Anche per contrastare lo sviluppo di patologie legate al gioco d’azzardo, il governo ha emanato il Decreto Dignità nell’agosto del 2018 (di fatto il decreto ha l’obiettivo di regolamentare il mondo del lavoro e quindi il gioco d’azzardo è solo un piccolo aspetto di esso).
Per quanto riguarda il mondo del casinò e delle scommesse, con questo provvedimento, è stato impedito a tutti gli operatori di promuovere i propri servizi.
Basta quindi alle sponsorizzazioni con le società sportive, alle pubblicità in televisione e sugli altri media tradizionali così come l’advertising online sulle piattaforme social e sui motori di ricerca.
Solo i siti affiliati sono rimasti come unico canale di promozione o quasi, con alcune limitazioni soprattutto per quanto riguarda il linguaggio utilizzato.
Quali sono stati i risultati?
A quattro anni di distanza, è già tempo di fare dei bilanci. Non sappiamo se il governo avesse impostato degli indicatori per misurare i risultati del Decreto, anche se crediamo di no. In ogni caso, con i dati del mercato disponibili possiamo trarre delle conclusioni.
La prima cosa da sottolineare è l’impatto del Decreto sulle squadre di calcio: una perdita di introiti per circa 50milioni all’anno secondo le stime di Tutto Sport.
Ancora più importante, però, è valutare i risultati del provvedimento da un punto di vista sociale.
C’è una correlazione diretta tra la pubblicità e la crescita dei volumi di gioco? C’è una correlazione lineare tra l’aumento dei volumi di gioco e l’incremento dei casi di ludopatia? Gli italiani sono meno avvezzi al gioco d’azzardo nel 2022 rispetto a quanto lo fossero fino al 2018?
Non possiamo rispondere alle prime due domande ma possiamo misurare l’evoluzione dei volumi di ricerca di alcune parole chiave, per dedurre l’interesse degli italiani verso il mondo del gambling.
Come si può vedere dal grafico qui sopra (fonte Google Trends), l’interesse per il casinò è cresciuto nel tempo, mentre quello per i siti scommesse è sostanzialmente invariato.
Insomma, non sembra proprio che gli italiani abbiano perso l’interesse per il gioco d’azzardo, anzi.
Serie A e scommesse: perché c’è un paradosso
Fatte queste premesse, sottolineiamo che l’obiettivo di questo articolo non è di contestare il Decreto Dignità, ma di segnalare un’anomalia nella sua applicazione.

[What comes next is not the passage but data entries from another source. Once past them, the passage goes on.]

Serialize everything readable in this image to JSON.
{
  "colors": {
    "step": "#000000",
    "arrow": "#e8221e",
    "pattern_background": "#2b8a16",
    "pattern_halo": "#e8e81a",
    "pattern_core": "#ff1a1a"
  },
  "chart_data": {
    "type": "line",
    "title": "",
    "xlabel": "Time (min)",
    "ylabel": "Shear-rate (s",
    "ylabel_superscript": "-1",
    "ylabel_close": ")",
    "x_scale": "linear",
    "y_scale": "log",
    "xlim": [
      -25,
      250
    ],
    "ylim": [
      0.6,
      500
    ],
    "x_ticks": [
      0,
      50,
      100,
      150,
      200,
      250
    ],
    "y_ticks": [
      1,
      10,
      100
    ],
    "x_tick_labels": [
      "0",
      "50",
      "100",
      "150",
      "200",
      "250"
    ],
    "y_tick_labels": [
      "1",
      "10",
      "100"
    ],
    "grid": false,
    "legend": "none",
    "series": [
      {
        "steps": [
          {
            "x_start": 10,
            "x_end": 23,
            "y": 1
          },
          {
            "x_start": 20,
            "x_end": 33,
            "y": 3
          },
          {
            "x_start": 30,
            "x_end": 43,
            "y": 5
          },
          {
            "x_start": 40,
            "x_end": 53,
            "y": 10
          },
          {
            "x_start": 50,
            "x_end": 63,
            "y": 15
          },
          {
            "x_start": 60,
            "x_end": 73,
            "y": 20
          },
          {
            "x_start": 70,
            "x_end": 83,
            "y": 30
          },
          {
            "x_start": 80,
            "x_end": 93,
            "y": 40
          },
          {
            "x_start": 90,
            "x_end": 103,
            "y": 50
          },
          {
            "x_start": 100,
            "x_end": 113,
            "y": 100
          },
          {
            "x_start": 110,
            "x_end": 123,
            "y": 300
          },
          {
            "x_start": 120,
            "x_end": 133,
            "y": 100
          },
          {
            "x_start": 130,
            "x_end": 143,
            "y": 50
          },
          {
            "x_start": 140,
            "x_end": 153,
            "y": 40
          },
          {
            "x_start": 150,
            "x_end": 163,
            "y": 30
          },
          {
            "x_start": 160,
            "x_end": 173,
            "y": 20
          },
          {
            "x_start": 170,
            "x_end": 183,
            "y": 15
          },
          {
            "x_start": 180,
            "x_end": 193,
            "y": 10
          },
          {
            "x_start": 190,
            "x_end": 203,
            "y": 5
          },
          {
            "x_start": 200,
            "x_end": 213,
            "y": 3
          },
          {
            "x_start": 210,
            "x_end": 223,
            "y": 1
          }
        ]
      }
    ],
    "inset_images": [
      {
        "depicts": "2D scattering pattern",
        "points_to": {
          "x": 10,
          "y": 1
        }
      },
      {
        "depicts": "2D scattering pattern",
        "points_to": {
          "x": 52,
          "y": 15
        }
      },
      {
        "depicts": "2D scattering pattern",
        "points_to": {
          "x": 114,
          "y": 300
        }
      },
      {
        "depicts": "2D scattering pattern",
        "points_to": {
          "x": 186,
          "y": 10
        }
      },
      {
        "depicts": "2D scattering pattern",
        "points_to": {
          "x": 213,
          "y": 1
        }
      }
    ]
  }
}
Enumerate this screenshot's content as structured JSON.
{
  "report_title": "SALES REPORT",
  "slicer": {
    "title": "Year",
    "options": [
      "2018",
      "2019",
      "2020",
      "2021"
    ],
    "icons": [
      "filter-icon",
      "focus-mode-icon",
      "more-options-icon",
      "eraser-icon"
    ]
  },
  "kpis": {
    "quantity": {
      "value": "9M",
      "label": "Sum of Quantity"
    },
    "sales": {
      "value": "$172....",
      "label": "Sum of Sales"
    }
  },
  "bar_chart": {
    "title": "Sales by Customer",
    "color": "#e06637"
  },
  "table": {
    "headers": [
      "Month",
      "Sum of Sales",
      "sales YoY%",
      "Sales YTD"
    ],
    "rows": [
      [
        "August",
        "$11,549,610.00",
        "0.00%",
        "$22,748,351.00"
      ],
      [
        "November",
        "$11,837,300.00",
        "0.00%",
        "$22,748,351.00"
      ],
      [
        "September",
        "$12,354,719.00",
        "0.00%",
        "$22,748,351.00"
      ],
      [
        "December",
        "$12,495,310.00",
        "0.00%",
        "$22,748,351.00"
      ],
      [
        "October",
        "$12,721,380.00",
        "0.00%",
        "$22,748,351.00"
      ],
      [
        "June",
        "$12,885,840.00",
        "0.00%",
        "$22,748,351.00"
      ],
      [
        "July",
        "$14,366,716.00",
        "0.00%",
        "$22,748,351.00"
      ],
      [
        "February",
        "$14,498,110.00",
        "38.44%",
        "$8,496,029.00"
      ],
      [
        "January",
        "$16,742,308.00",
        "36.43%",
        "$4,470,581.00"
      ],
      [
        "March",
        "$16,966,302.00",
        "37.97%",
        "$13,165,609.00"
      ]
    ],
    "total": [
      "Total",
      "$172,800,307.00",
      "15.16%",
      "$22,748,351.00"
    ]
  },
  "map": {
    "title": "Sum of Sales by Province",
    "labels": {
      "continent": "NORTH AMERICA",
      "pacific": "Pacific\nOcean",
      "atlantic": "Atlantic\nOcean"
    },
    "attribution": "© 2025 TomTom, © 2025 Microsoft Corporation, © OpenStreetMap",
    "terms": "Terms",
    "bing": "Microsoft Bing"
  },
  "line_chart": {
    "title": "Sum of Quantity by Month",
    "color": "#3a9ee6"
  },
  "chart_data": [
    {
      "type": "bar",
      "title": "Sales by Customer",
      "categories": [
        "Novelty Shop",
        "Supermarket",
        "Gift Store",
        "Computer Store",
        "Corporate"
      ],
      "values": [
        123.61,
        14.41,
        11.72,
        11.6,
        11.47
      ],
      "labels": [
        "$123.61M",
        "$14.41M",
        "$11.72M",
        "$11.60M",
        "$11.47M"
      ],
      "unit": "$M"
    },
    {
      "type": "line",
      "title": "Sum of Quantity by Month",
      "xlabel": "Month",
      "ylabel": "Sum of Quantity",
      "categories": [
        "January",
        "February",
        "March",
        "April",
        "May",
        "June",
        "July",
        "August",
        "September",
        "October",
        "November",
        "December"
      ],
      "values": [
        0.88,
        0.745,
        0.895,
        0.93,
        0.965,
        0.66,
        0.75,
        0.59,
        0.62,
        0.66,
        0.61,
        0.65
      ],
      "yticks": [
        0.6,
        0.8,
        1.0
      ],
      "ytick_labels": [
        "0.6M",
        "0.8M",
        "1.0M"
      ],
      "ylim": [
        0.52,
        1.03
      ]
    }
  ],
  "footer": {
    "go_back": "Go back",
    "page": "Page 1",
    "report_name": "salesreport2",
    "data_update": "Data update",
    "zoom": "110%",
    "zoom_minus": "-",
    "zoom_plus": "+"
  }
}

Questo paradosso è davanti agli occhi di tutti ma nessuno ne parla.
Di cosa si tratta?
Ebbene, un paese che proibisce la pubblicizzazione di servizi di gioco d’azzardo può permettere che l’associazione sportiva nazionale più importante non si adegui alla legge?
Sembra proprio di sì, infatti la Lega Serie A continua ad avere tra i suoi sponsor principali il bookmaker russo 1xBet.
Tramite questa partnership, il marchio viene pubblicizzato continuamente in diversi modi e con diversi canali:
- Durante tutte le partite di Serie A
• Nei video degli highlight su Youtube
• Nel sito della Lega Serie A
A peggiorare la situazione, c’è il fatto che 1xBet non possiede una licenza ADM e quindi non opera legalmente in Italia.
Qualcuno potrebbe ritenere che, proprio per questo motivo, non vi sia nessun conflitto con la “nuova” legge. Sito straniero per giocatori stranieri, giusto?
Di fatto non è così, poiché i giocatori italiani possono giocare su questa piattaforma tramite l’uso di VPN (un software che permette di collegarsi con il proprio computer da un altro paese).
E comunque promuovere un sito di scommesse non comporta di per sé la promozione indiretta dell’azzardo?
In altre parole, se pensi di contrastare una “piaga sociale” bloccando la pubblicità, promuovere un marchio straniero non dovrebbe essere ideologicamente contrario al tuo obiettivo?
O, lasciando l’ideologia da parte, non dovrebbe essere considerato semplicemente illegale?
Lasciamo aperte queste domande con la speranza di creare un dibattito sulla questione.